DeepSeek é mais potente em quantidade de parâmetros (os preceitos individuais que se combinam para formar a “rede neural”), oferece respostas mais precisas e menos “alucinações”. Além disso, seu “treinamento” custou um décimo em dinheiro e energia do que a criação de Zuckerberg. Seu custo por uso é, assim, um décimo do dos LLMs de primeira linha, como Claude (da Anthropic). [7]
Além de suas capacidades, qualidade técnica e menores custos, dois elementos cruciais diferenciam a abordagem chinesa em IA (por enquanto, DeepSeek e Alibaba) da maioria de seus congêneres ocidentais. O primeiro é que são de código aberto (open source), ou seja, qualquer um pode baixá-los e desenvolver seus próprios programas com base neles. O segundo é sua transparência: todos os desenvolvimentos e melhorias feitos no Qwen são publicados em detalhes e estão acessíveis online, e ao responder perguntas, ele detalha cada um de seus passos. A OpenAI, em contrapartida, trata seus processos internos como segredos de Estado, e o LLM da OpenAI, o GPT-4, funciona como uma “caixa preta”: quando é feita uma consulta, oferece apenas uma conclusão e um resumo de seu “processo de raciocínio”.
Essa maior transparência é também uma vantagem na hora de recrutar especialistas: o artigo de lançamento do V3 incluía o nome de quase 140 autores. Os engenheiros que trabalham em LLMs em laboratórios de empresas nos EUA, por outro lado, são obrigados ao anonimato e ao silêncio, especialmente se a pesquisa conta com participação de órgãos estatais. Além disso, pensando em potenciais mercados, o Qwen trabalha com idiomas fluidos como o urdu e o bengali, enquanto os LLMs dos EUA quase não usam outro idioma que não o inglês.

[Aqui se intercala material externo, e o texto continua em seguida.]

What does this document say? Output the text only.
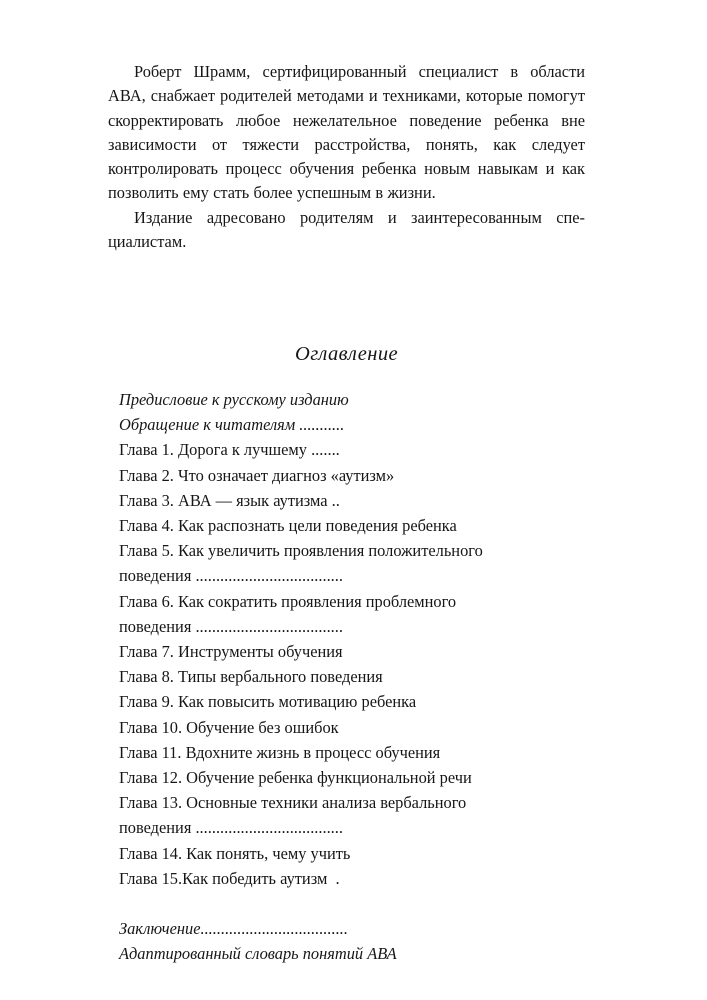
Роберт Шрамм, сертифицированный специалист в области АВА, снабжает родителей методами и техниками, которые помогут скорректировать любое нежелательное поведение ребенка вне зависимости от тяжести расстройства, понять, как следует контролировать процесс обучения ребенка новым навыкам и как позволить ему стать более успешным в жизни.

Издание адресовано родителям и заинтересованным спе-циалистам.

Оглавление
Предисловие к русскому изданию
Обращение к читателям ...........
Глава 1. Дорога к лучшему .......
Глава 2. Что означает диагноз «аутизм»
Глава 3. АВА — язык аутизма ..
Глава 4. Как распознать цели поведения ребенка
Глава 5. Как увеличить проявления положительного
поведения ....................................
Глава 6. Как сократить проявления проблемного
поведения ....................................
Глава 7. Инструменты обучения
Глава 8. Типы вербального поведения
Глава 9. Как повысить мотивацию ребенка
Глава 10. Обучение без ошибок
Глава 11. Вдохните жизнь в процесс обучения
Глава 12. Обучение ребенка функциональной речи
Глава 13. Основные техники анализа вербального
поведения ....................................
Глава 14. Как понять, чему учить
Глава 15.Как победить аутизм  .
Заключение....................................
Адаптированный словарь понятий АВА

O resultado disso foi uma súbita perda de confiança dos investidores na ideia de que montar os melhores modelos de IA exigia os chips mais potentes e caros, o que explicava a ascensão da Nvidia ao topo da lista das empresas do planeta por valor de capitalização de mercado, chegando a 3,5 trilhões de dólares (mais que o PIB da Índia ou do Reino Unido). Para dizer suavemente, as gigantescas massas de capital que a IA parecia exigir como pré-condição para competitividade mostraram-se, digamos, desnecessárias. De modo que, em um único dia, 27 de janeiro, o valor da Nvidia caiu quase 600 bilhões de dólares, o equivalente ao valor da Coca-Cola e Chevron juntas, ou ao PIB da Suécia. Outras empresas do setor sofreram perdas menos volumosas, mas igualmente espetaculares para sua escala.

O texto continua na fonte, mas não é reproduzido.